During this tumultuous time, I keep flashing back to the turmoil of the late ’60s—the era when I came of political age as a college student, participating in the landmark 1969 March on Washington against the Vietnam War and attending antiwar “teach-ins” conducted by professors and students at my university, Cornell, which had a strong, politically active Asian Studies department.
That same year, Cornell became internationally famous for a march across campus by rifle-toting black students, which I witnessed from my usual studious perch next to the picture window in Olin Library that overlooked the Arts Quad. The armed marchers were protesting against racism and the slow progress in establishing a black studies program at the university:
The current unrest throughout our country demonstrates how far we’ve yet to go in addressing race-related grievances.
Another prominent target of student demonstrations in the late ’60s was Dow Chemical, maker of the innocuous Saran Wrap and the noxious Napalm, which infamously melted the flesh of Vietnam civilians who got caught in its corrosive shower. An iconic Pulitzer Prize-winning photo from the Vietnam War showed a naked 9-year-old girl running from a South Vietnamese napalm attack that had burned her back. She and other terrified children were fleeing from that horror.
After initially resisting the resisters’ demands that it halt its production of napalm, Dow stopped making it in 1969. Now Warren Kanders, who resigned under political pressure last July from his position as vice-chairman of the Whitney Museum’s board, has announced a reversal similar to that of Dow Chemical: As reported yesterday by the NY Times‘ Robin Pogrebin, Kanders revealed that his company, Safariland, plans to shed “two business segments—Defense Technology and Monadnock—that made tear gas and other crowd control products” used by law enforcement and the military. Like Dow, the provocatively named Safariland (hunting for humans?) had initially resisted the resisters.
The use of Safariland’s tear gas against civilians was decried in “Triple Chaser,” the incendiary video by the Forensic Architecture collective that sparked controversy at last year’s Whitney Biennial.

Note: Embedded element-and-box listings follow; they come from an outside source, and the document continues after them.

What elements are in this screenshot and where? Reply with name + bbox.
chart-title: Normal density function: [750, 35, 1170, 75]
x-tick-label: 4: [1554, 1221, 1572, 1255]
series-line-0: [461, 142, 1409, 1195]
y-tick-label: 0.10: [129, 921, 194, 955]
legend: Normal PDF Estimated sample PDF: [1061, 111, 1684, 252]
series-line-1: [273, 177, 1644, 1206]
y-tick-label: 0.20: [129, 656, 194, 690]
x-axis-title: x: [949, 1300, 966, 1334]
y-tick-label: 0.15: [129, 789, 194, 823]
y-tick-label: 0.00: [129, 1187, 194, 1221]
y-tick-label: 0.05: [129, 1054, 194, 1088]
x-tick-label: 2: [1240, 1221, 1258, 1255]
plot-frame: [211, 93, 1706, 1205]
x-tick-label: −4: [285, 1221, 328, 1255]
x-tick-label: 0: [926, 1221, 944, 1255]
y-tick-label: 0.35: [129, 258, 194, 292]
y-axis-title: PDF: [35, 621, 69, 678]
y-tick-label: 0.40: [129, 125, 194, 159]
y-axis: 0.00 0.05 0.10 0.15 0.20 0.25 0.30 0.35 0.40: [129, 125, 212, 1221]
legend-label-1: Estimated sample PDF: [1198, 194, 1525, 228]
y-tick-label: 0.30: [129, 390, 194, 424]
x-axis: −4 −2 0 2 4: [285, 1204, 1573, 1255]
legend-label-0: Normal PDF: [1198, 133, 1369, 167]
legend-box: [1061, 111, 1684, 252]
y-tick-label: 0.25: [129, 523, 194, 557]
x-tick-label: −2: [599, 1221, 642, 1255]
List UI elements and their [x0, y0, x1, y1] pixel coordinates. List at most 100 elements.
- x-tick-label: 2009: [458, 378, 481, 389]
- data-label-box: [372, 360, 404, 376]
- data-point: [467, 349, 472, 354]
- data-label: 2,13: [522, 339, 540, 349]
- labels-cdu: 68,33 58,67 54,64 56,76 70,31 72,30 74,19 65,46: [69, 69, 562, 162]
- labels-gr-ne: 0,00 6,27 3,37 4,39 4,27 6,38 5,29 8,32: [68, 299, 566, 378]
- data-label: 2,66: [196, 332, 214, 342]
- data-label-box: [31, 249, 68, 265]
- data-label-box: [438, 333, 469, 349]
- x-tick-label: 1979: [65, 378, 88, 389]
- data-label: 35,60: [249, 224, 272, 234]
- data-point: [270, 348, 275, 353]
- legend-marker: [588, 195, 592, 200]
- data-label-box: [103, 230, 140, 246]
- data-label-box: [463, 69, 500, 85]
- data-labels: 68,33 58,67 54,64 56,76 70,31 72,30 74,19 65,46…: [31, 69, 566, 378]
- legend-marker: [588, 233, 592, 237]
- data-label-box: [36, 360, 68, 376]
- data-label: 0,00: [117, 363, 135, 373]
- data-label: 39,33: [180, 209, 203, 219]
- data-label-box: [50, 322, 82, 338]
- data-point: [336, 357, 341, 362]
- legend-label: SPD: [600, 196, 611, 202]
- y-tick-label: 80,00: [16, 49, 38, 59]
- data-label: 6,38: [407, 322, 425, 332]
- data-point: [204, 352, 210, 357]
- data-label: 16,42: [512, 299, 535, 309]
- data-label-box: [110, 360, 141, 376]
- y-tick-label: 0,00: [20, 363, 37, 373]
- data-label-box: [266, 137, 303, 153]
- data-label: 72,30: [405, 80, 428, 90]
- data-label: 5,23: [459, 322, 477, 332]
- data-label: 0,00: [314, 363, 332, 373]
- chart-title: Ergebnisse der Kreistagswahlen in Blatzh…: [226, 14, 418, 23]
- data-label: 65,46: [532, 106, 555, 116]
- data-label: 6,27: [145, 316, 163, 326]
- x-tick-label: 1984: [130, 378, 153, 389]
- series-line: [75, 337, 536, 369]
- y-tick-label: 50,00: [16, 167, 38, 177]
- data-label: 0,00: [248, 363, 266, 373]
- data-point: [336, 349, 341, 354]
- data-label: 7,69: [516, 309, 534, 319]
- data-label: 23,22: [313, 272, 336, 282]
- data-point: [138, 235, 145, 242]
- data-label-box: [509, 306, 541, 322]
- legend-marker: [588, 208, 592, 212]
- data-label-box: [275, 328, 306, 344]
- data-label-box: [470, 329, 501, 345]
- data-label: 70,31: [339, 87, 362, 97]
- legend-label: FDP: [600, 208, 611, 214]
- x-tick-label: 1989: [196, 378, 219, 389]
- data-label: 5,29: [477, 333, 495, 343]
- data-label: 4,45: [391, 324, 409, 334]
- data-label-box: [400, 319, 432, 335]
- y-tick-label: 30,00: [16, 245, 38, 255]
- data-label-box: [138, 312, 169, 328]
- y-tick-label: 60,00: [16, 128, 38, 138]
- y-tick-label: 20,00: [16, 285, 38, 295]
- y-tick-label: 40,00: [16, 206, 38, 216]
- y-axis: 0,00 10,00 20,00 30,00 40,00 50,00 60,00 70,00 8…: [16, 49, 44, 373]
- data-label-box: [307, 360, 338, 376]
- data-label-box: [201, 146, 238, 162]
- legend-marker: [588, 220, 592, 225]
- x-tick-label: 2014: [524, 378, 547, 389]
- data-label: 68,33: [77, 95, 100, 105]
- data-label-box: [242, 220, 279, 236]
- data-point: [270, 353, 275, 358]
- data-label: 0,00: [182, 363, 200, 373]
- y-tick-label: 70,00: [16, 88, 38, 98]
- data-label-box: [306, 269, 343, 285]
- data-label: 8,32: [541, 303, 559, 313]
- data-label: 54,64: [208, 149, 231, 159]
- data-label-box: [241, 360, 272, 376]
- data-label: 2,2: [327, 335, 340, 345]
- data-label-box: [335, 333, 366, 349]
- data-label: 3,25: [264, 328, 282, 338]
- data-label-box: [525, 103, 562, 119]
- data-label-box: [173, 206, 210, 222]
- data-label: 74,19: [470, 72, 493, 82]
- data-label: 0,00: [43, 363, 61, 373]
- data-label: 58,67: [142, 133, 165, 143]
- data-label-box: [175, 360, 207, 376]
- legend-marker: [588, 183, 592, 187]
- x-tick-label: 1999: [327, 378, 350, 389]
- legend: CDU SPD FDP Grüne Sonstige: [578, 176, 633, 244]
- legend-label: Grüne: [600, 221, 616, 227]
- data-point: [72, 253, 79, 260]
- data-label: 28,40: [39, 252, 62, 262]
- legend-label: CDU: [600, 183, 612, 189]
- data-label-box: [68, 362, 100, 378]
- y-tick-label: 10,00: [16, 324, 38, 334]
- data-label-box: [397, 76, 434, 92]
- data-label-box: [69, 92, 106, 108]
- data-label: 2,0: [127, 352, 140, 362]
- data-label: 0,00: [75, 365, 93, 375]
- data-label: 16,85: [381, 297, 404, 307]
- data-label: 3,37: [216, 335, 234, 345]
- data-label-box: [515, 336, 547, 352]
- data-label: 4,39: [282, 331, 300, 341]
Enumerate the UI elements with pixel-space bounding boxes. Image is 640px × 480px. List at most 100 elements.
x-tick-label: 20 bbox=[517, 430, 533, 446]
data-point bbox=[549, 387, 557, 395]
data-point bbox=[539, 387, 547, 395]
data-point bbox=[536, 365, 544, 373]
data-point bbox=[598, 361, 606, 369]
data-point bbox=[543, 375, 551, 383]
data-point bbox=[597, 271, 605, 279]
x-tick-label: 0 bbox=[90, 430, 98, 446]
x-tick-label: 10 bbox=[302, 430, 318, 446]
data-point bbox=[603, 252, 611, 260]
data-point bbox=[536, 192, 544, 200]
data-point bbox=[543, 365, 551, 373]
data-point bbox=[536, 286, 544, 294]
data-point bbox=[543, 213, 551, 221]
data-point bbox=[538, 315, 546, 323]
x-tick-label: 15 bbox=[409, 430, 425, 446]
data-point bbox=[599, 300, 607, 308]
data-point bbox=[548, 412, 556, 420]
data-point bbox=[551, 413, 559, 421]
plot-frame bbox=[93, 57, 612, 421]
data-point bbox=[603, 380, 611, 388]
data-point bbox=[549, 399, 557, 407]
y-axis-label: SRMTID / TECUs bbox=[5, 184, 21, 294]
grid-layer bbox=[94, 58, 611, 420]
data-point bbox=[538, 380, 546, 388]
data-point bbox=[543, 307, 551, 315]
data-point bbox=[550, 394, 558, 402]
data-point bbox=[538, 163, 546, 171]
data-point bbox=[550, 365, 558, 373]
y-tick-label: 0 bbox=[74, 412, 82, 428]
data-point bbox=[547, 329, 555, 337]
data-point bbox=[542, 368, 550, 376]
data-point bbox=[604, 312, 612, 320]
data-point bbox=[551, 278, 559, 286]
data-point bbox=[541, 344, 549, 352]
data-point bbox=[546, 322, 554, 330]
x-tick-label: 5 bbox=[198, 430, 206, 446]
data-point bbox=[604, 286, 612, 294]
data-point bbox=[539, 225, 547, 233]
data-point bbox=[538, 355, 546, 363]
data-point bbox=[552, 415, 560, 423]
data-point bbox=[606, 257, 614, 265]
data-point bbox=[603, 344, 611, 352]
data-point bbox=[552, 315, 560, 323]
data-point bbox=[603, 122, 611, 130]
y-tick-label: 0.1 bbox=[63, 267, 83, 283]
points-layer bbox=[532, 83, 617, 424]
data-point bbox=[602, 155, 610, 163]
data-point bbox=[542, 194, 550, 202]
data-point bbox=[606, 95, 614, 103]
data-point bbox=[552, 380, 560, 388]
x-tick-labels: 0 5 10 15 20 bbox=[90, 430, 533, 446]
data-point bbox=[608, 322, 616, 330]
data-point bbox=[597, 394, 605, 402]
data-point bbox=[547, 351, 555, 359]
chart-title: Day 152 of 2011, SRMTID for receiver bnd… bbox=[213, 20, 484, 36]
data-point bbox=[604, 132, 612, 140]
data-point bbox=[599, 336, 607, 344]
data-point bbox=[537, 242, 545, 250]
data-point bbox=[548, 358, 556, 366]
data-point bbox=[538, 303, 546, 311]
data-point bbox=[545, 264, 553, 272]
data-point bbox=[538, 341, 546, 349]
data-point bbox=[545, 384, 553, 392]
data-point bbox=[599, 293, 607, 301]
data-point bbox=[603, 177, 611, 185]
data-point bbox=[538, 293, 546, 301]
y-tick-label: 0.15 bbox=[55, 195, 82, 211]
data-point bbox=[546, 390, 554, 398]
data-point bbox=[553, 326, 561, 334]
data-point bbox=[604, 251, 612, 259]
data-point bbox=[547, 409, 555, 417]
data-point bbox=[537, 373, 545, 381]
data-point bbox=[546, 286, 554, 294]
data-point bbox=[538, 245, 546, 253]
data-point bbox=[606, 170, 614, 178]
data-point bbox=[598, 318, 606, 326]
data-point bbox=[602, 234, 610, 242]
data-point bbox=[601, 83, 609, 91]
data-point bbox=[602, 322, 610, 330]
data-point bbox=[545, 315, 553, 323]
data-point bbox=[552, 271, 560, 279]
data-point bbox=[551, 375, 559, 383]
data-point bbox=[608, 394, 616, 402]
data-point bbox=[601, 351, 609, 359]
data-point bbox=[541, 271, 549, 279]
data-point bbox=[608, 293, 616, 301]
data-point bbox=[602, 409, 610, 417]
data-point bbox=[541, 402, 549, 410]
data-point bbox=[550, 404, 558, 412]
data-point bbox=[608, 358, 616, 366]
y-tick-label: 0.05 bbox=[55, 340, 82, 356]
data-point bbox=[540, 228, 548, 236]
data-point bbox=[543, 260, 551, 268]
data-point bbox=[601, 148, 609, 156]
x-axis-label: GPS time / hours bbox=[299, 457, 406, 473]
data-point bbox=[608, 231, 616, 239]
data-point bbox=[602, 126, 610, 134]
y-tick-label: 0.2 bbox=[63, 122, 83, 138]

The victory for those who hounded Kanders—Forensic Architecture and another activist group, Decolonize This Place—could give pause to future museum benefactors who may be understandably loath to subject themselves to vicious vetting of their business activities.
As I wrote here:
Its [the Whitney’s] posture of reluctant tolerance for the protesters’ ill-conceived dissent was ultimately self-defeating: There may now be destructive repercussions for the museum’s programs, its staff relations and, especially, its relationship with its board. Who would want to be a benefactor of a museum that stood by while one of its most devoted supporters got dragged through the mud?
My position in that post was that “Kanders’ products are not the enemy; those who misuse them are.” For what it’s worth (or not), tear gas (which I’ve personally experienced three times) is less abhorrent than napalm.
That said, the recent uses of tear gas or similar chemical agents to disperse peaceful protesters in general and, more egregiously, to clear the site that President Trump had chosen for a photo op may have been too much for Kanders, who has previously stated that his “personal values [are] around diversity, inclusion, access and equality.”
Just like museums that are reconsidering their previous reluctance to take strong political stands (a sea change that I analyzed here), Kanders may be reconsidering his own previous stance, “taking a knee” in solidarity with those who see police brutality against blacks as a serious threat to our democracy.
We may never know Kanders’ reasons for withdrawing from tear-gas production: His statement, as described by the Times, “did not address the reasons for selling off the divisions of the company, except to say that it allowed Safariland to focus on products like bulletproof vests that offer ‘passive defensive protection.’”
Contacted by me, a Whitney spokesperson today declined to comment on this latest chapter in the Kanders saga. I’m guessing that, like Kanders, the museum wants to put this donor-relations debacle behind it. That may not happen if Decolonize This Place has its way: The group menacingly warned Kanders (in a statement reported by Hakim Bishara in Hyperallergic) that “we are not done with you.”
DTP then proceeded to issue these commands (as reported by Bishara):
We call on you to show the world that you acknowledge the wrongs by returning the profits to those who were harmed by your products. Individuals, groups and movements that you knew would be harmed by the armed violence of states.
Make reparations by handing the money over to causes devoted to care, healing, and justice. We call on you to show that this is not just a calculated business decision to sell when the going gets tough.
Instead of deploying another fusillade of aggressive rhetoric, DTP should take a lesson in deescalation from the eight artists who withdrew from the 2019 Whitney Biennial, only to withdraw their withdrawal when Kanders resigned from the museum’s board.
You need to pick your battles. Gassing the donor base of valuable cultural institutions with a barrage of threats and demands shouldn’t be one of them.